There’s no question that that created an explosion of new ideas, services and possibilities: for Jisc’s recent 25th anniversary a number of us “silverlocks” reflected on what we were doing with networks in 1994 (I was setting up Cardiff University’s first web server) and our younger interviewers were amazed how primitive it all sounded. But David’s sense is that Governments are now looking, increasingly unhappily, at the consequences of that decision.

Much of that is down to simple economics. The original vision of the Internet was a mesh of cooperating entities, providing distributed services. That’s OK, perhaps, for large research universities who are used to collaborating. But it’s a really hard model to sustain: it’s much easier to build a centralised encyclopedia or discussion group than a distributed one.
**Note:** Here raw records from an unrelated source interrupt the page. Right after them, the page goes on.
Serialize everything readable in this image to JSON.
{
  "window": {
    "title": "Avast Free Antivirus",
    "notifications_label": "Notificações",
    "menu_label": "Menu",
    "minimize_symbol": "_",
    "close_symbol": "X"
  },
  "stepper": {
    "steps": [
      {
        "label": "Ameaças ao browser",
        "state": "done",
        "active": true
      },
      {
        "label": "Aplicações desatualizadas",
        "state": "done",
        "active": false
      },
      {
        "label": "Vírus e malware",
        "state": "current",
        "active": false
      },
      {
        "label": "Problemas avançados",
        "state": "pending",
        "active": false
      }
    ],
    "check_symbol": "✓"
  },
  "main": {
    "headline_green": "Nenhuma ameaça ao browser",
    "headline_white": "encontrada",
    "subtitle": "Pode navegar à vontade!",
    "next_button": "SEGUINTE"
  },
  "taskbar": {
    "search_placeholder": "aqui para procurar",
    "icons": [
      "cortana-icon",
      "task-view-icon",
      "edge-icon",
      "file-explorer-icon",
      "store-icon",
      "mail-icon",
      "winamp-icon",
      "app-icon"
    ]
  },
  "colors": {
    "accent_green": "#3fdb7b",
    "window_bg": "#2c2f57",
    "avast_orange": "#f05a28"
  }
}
There’s no need for entities to agree to define (and then, which may be even harder, implement) complex standards and protocols; nor to persuade users that it might be better not to head to the service where all their friends are; nor to explain to regulators why discussing future plans is positive for competition and not the early stages of a cartel. Centralised services are much easier to monetise: the Internet has lots of protocols for moving bytes, very few for moving pennies. Dominant players emerge naturally, it doesn’t need any evil intent.

But once you have dominant players, offering frictionless and essentially free exchange of information, they naturally become a focus for societal problems that are normally constrained by either friction or economics. The list of issues that Governments are being told to “do something” about is increasing: privacy, trust, use of platforms by malicious and adverse interests, societal and economic dependency on large platforms, anonymity, national security, concentration of power, erosion of democracy, taxation… And there are signs that policy-makers in many countries and regions are looking to respond to at least some of those demands.

But in the 1990s the Government stakeholders were relatively few and shared a common approach, and the commercial ones were small and fragmented. Now, by contrast, Governments have very diverse views on Internet regulatory policy: many even hold competing policies (for example on encryption) in different departments. The consistent view is now on the commercial side – at least among the large platforms. It now at least as common for platform choices to change Government policies (notably on COVID contact-tracing apps and link taxes) as the other way around. As David concluded, we may well be at the start of a change in Internet regulation that is as significant as twenty-five years ago, but significantly slower and messier.

By Andrew Cormack

I'm Chief Regulatory Advisor at Jisc, responsible for keeping an eye out for places where our ideas, services and products might raise regulatory issues. My aim is to fix either the product or service, or the regulation, before there's a painful bump!